From 3.6.J in Vakil:

Let $k$ be a field, and let $A$ be a finitely generated $k$-algebra. We want to show the closed points are dense in $\operatorname{Spec} A$. This is the set of prime ideals of $A$ endowed with the Zariski topology; closed points correspond to maximal ideals. Using distinguished open sets, this exercise amounts to showing that any distinguished open set $D(f) \neq \operatorname{Spec} A$ contains a closed point; i.e. we want a maximal ideal of $A$ not containing $f$.

Vakil then gives a hint about using the nullstellensatz and residue fields, but I don't see why we can't just do the following: there's an inclusion-preserving bijection between (i) ideals of $A$ not containing any power of $f$, and (ii) ideals of the localization $A_f$. Then take a maximal ideal of $A_f$; which gives a maximal ideal of $A$ not containing $f$.

Is this right? It seems too simple given the hint, so I think I'm botching something.

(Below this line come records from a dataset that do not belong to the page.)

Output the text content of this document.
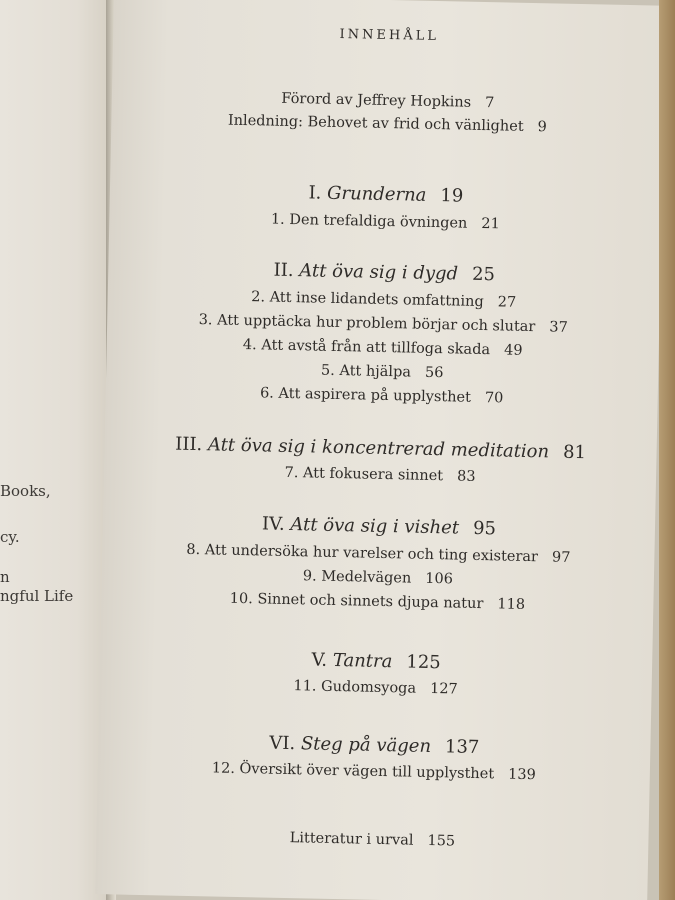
Books,
cy.
n
ngful Life
INNEHÅLL
Förord av Jeffrey Hopkins 7
Inledning: Behovet av frid och vänlighet 9
I. Grunderna 19
1. Den trefaldiga övningen 21
II. Att öva sig i dygd 25
2. Att inse lidandets omfattning 27
3. Att upptäcka hur problem börjar och slutar 37
4. Att avstå från att tillfoga skada 49
5. Att hjälpa 56
6. Att aspirera på upplysthet 70
III. Att öva sig i koncentrerad meditation 81
7. Att fokusera sinnet 83
IV. Att öva sig i vishet 95
8. Att undersöka hur varelser och ting existerar 97
9. Medelvägen 106
10. Sinnet och sinnets djupa natur 118
V. Tantra 125
11. Gudomsyoga 127
VI. Steg på vägen 137
12. Översikt över vägen till upplysthet 139
Litteratur i urval 155
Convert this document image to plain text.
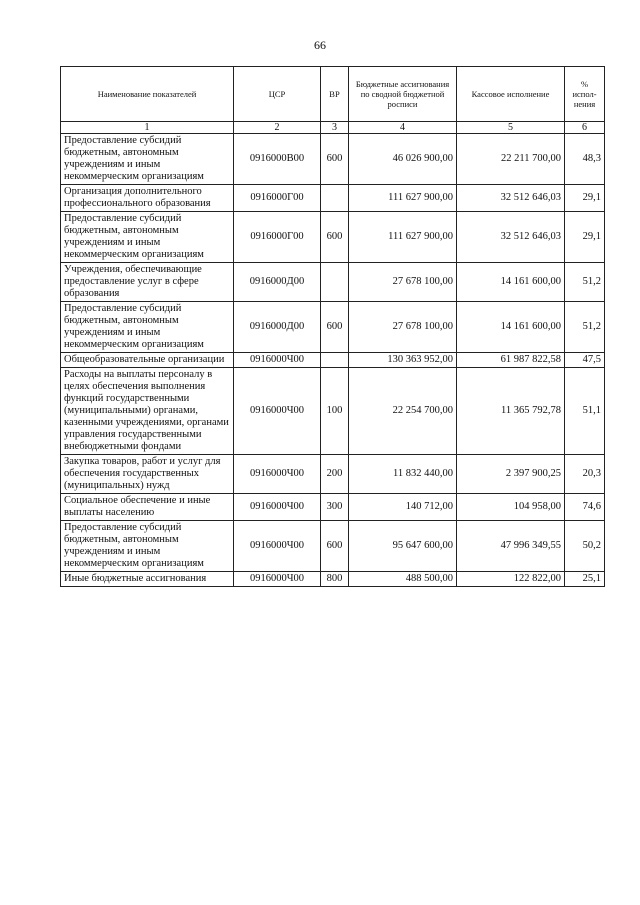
66
Наименование показателей	ЦСР	ВР	Бюджетные ассигнования по сводной бюджетной росписи	Кассовое исполнение	% испол-нения
1	2	3	4	5	6
Предоставление субсидий бюджетным, автономным учреждениям и иным некоммерческим организациям	0916000В00	600	46 026 900,00	22 211 700,00	48,3
Организация дополнительного профессионального образования	0916000Г00		111 627 900,00	32 512 646,03	29,1
Предоставление субсидий бюджетным, автономным учреждениям и иным некоммерческим организациям	0916000Г00	600	111 627 900,00	32 512 646,03	29,1
Учреждения, обеспечивающие предоставление услуг в сфере образования	0916000Д00		27 678 100,00	14 161 600,00	51,2
Предоставление субсидий бюджетным, автономным учреждениям и иным некоммерческим организациям	0916000Д00	600	27 678 100,00	14 161 600,00	51,2
Общеобразовательные организации	0916000Ч00		130 363 952,00	61 987 822,58	47,5
Расходы на выплаты персоналу в целях обеспечения выполнения функций государственными (муниципальными) органами, казенными учреждениями, органами управления государственными внебюджетными фондами	0916000Ч00	100	22 254 700,00	11 365 792,78	51,1
Закупка товаров, работ и услуг для обеспечения государственных (муниципальных) нужд	0916000Ч00	200	11 832 440,00	2 397 900,25	20,3
Социальное обеспечение и иные выплаты населению	0916000Ч00	300	140 712,00	104 958,00	74,6
Предоставление субсидий бюджетным, автономным учреждениям и иным некоммерческим организациям	0916000Ч00	600	95 647 600,00	47 996 349,55	50,2
Иные бюджетные ассигнования	0916000Ч00	800	488 500,00	122 822,00	25,1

You're right that a maximal ideal of $A_f$ corresponds to an ideal in $A$ not containing any power of $f$, but this ideal need not be maximal in $A$.
A distinguished open set $D(f)$ is nonempty if and only if $f$ is not nilpotent (since the nilradical is the intersection of all prime ideals). Showing that the closed points are dense amounts to showing that if $f$ is not nilpotent, then there is some maximal ideal which does not contain it. Turning this around, the closed points are dense if and only if the Jacobson radical (the intersection of all maximal ideals) equals the nilradical (the intersection of all prime ideals). This is not true in general, e.g. take any DVR.